Research Report: Effect of in-furrow fungicides on corn seedling diseases and yield
Kiersten Wise – University of Kentucky
In-furrow fungicide use in corn has increased in recent years, with these products promoted to increase plant populations, plant vigor, and yield. Previous research in the Midwest has indicated that newly available fungicides and biofungicides may provide a yield benefit in certain fields, particularly when corn is planted early. However, very few replicated field research trials have been conducted in Kentucky, and additional research is needed to help us understand under what environmental conditions in-furrow fungicides will provide a benefit.
1. Examine how planting date influences the efficacy of in-furrow fungicide and biofungicide products and measure product effects on disease control, plant population and yield.
2. Disseminate results to stakeholders through multiple formats, including UK County Agents, meetings, print and web resources.
Materials and Methods:
Research plots were established at the University of Kentucky Research and Education Center in Princeton, KY. Plots were planted at 3 planting dates: April 20, May 2, and May 25. Six treatments (Table 1) were replicated four times in a randomized complete block design.

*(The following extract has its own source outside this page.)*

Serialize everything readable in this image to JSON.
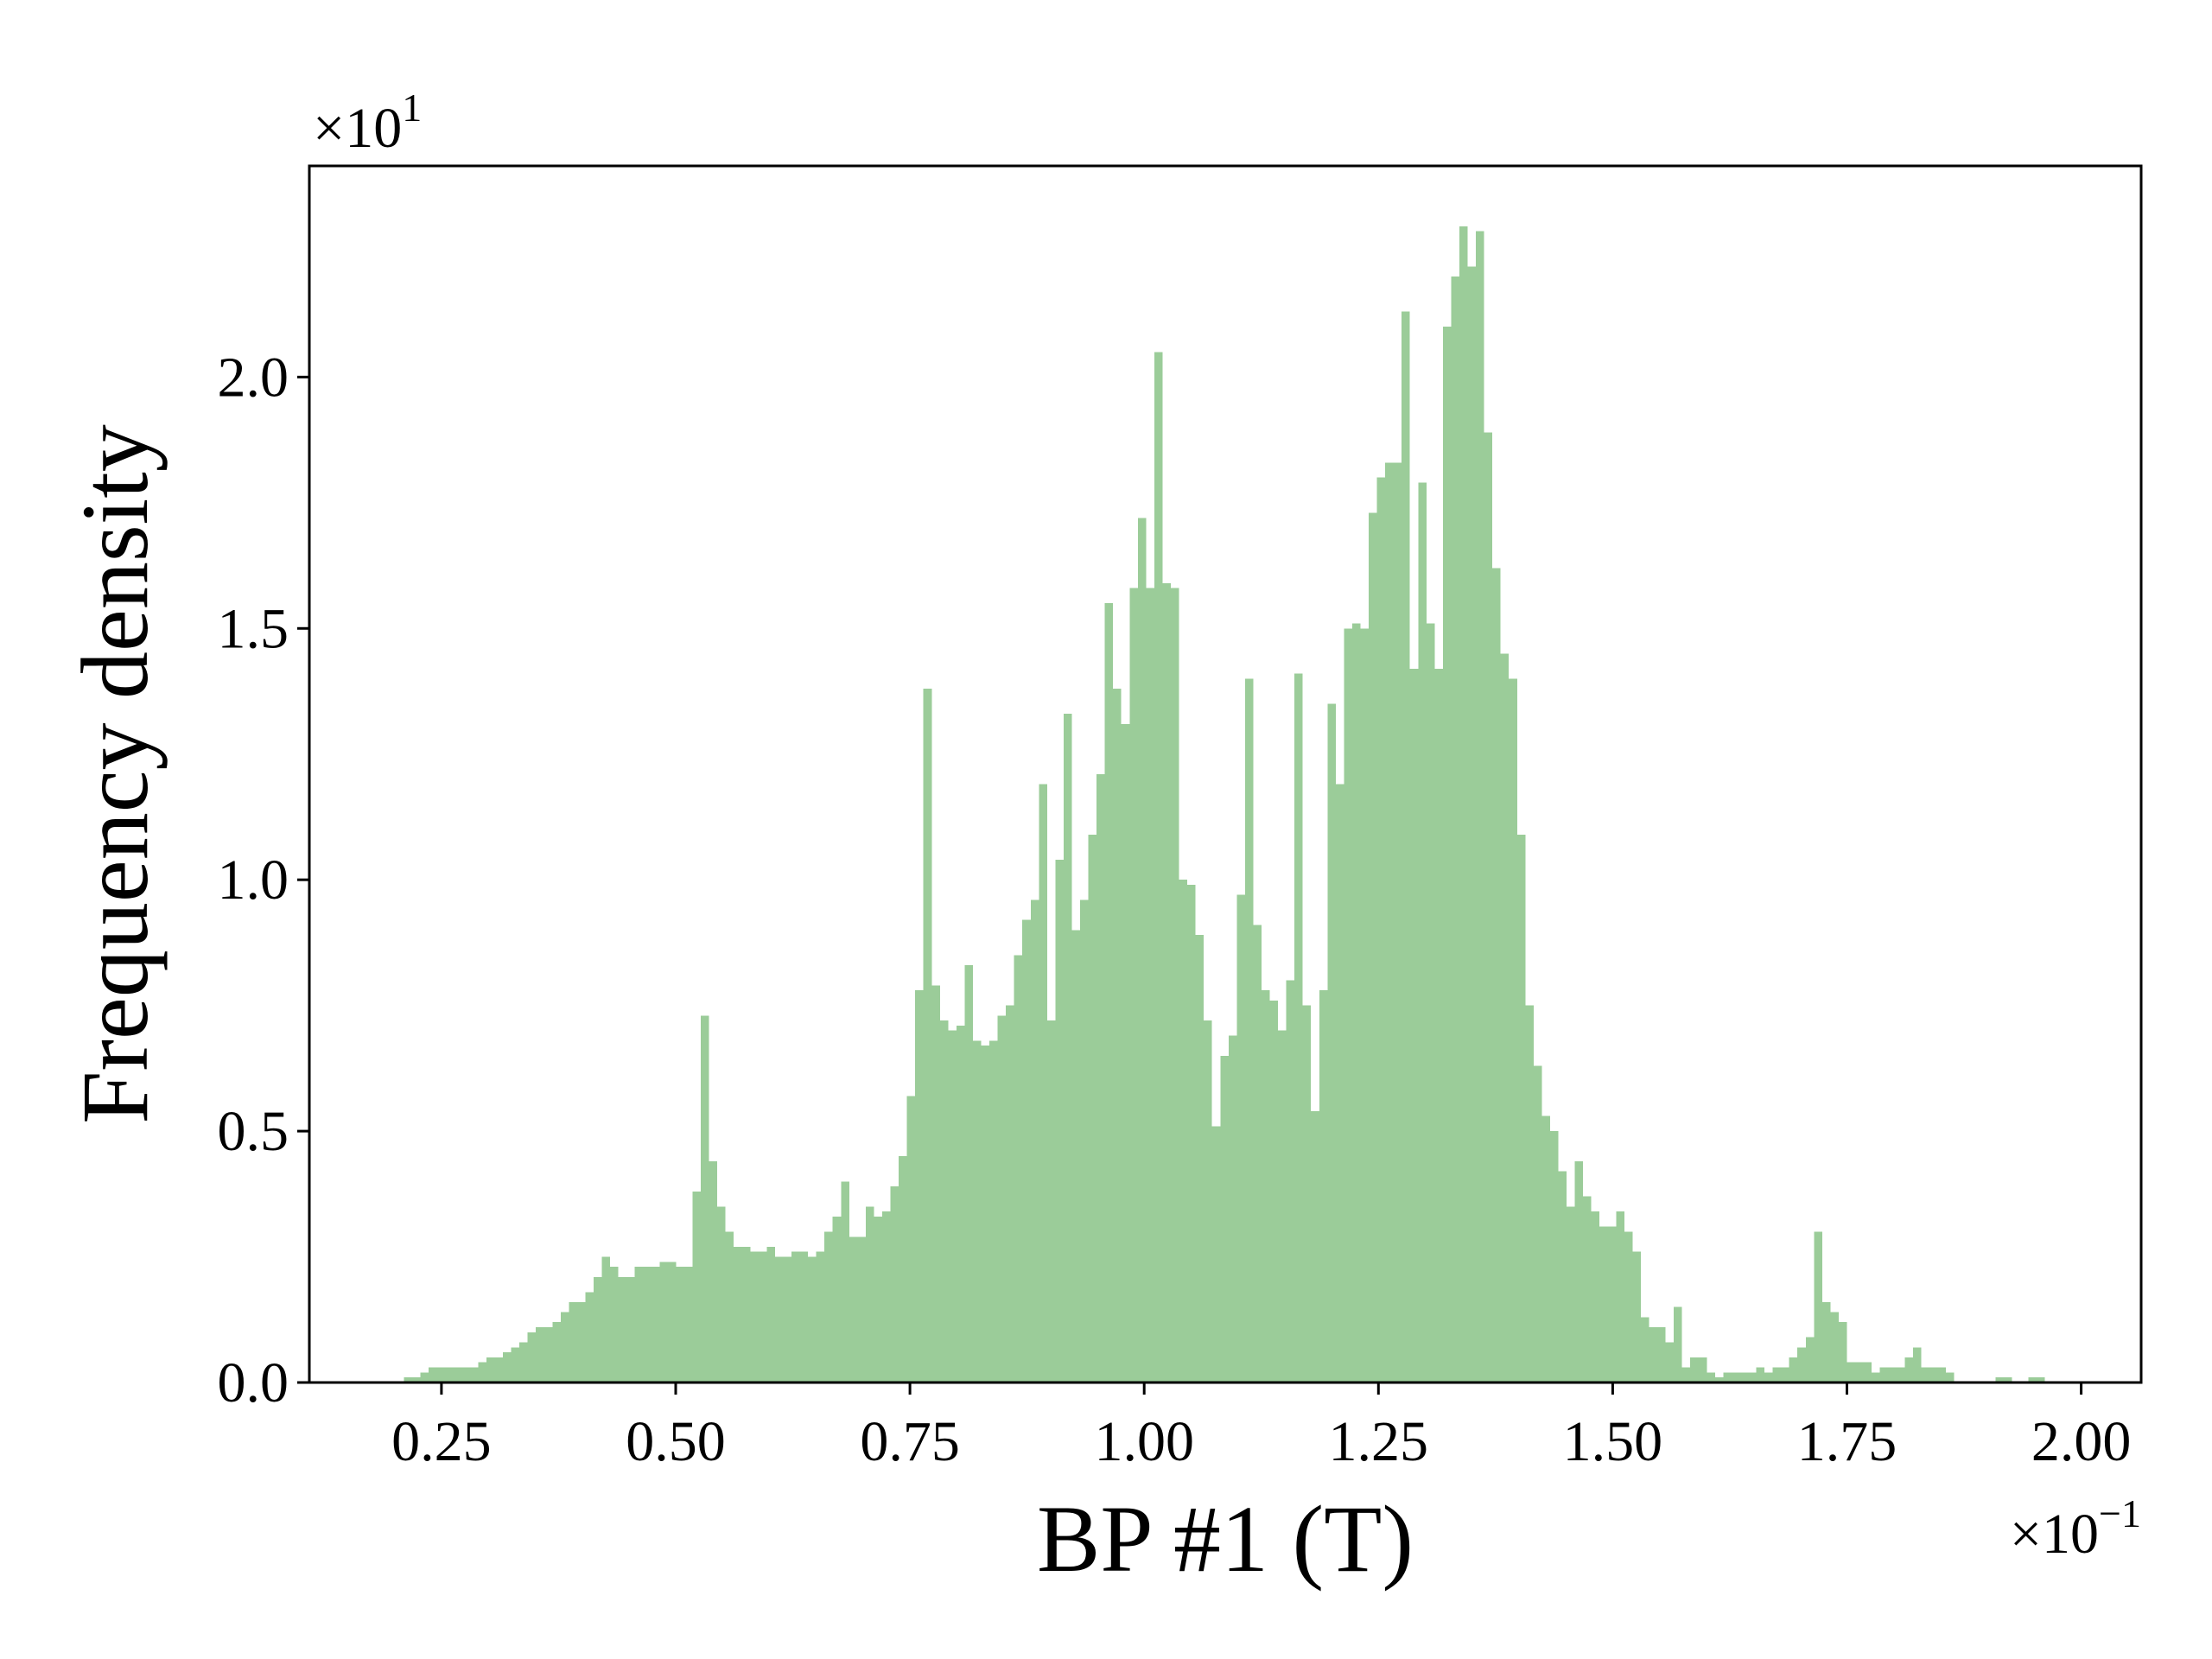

Plots were planted with a small-plot planter at a target population of 32,000 seeds/acre on 30-in. row spacing, and 30-ft in length.
Plant populations were assessed twice, at 14 days after planting, and 28 days after planting by counting each plant in the center 10 ft. of the two inner plot rows, and converted to plants per acre. Plants assessed for stand were also visually rated for seedling disease by observing damping-off, stunting, or other symptoms of seedling disease. Dataloggers were placed in the plots to measure soil moisture and temperature throughout the experiment to correlate environmental conditions and planting date with treatment results. Yield, grain moisture and test weight were collected from the inner two rows of the plot and adjusted to 15.5% grain moisture (Table 2). Data were analyzed using mixed models and treatment means separated using least square means.
Year 1 Results:
Of the factors tested (planting date and fungicide treatment), only planting date significantly impacted stand at 14 and 28 days after planting (DAP; Figure 1). Stand was significantly higher at both 14 and 28 DAP in trials established in May. Stand differences were not attributed to disease development, as no seedling blights were observed in the trial. Despite higher stands, planting date did not impact yield, and in-furrow fungicide treatment had no effect on stand or yield in this experiment (Figure 2).
In-furrow fungicides did not improve plant population or yield at three planting dates (early, mid, late) at the UKREC research location in 2018.
Early (April) planted trials had lower plant population than trials planted in May, however this reduced stand did not result in reduced yield.
The first planting date target was originally late March, but cool, wet weather delayed planting until mid-April. Although planting was delayed, soil conditions were still cool and wet, and favorable for disease development. However, the field available for research may not have had a strong history of seedling disease, and this may have impacted results. Although plant population was reduced with early planting, the reduced population ultimately did not result in reduced yield.
Message and Benefit to Kentucky Corn Growers:
Farmers who do not have a history of seedling disease may not need in-furrow fungicides, even when planting into cool, wet conditions.
This research, although preliminary, indicates that farmers could save $10-22 per acre in in-furrow fungicide costs.
We are still analyzing weather data to determine how weather and soil conditions influenced results, and will update our research report after analysis is complete. Research results will be disseminated through Extension channels throughout Kentucky in 2019.
This research helps us communicate to farmers that in-furrow fungicides may not be needed in all years and situations, even when planting early in cool, wet soils. Further research with inoculated trials to assess the impact of high disease pressure on in-furrow fungicide efficacy in corn.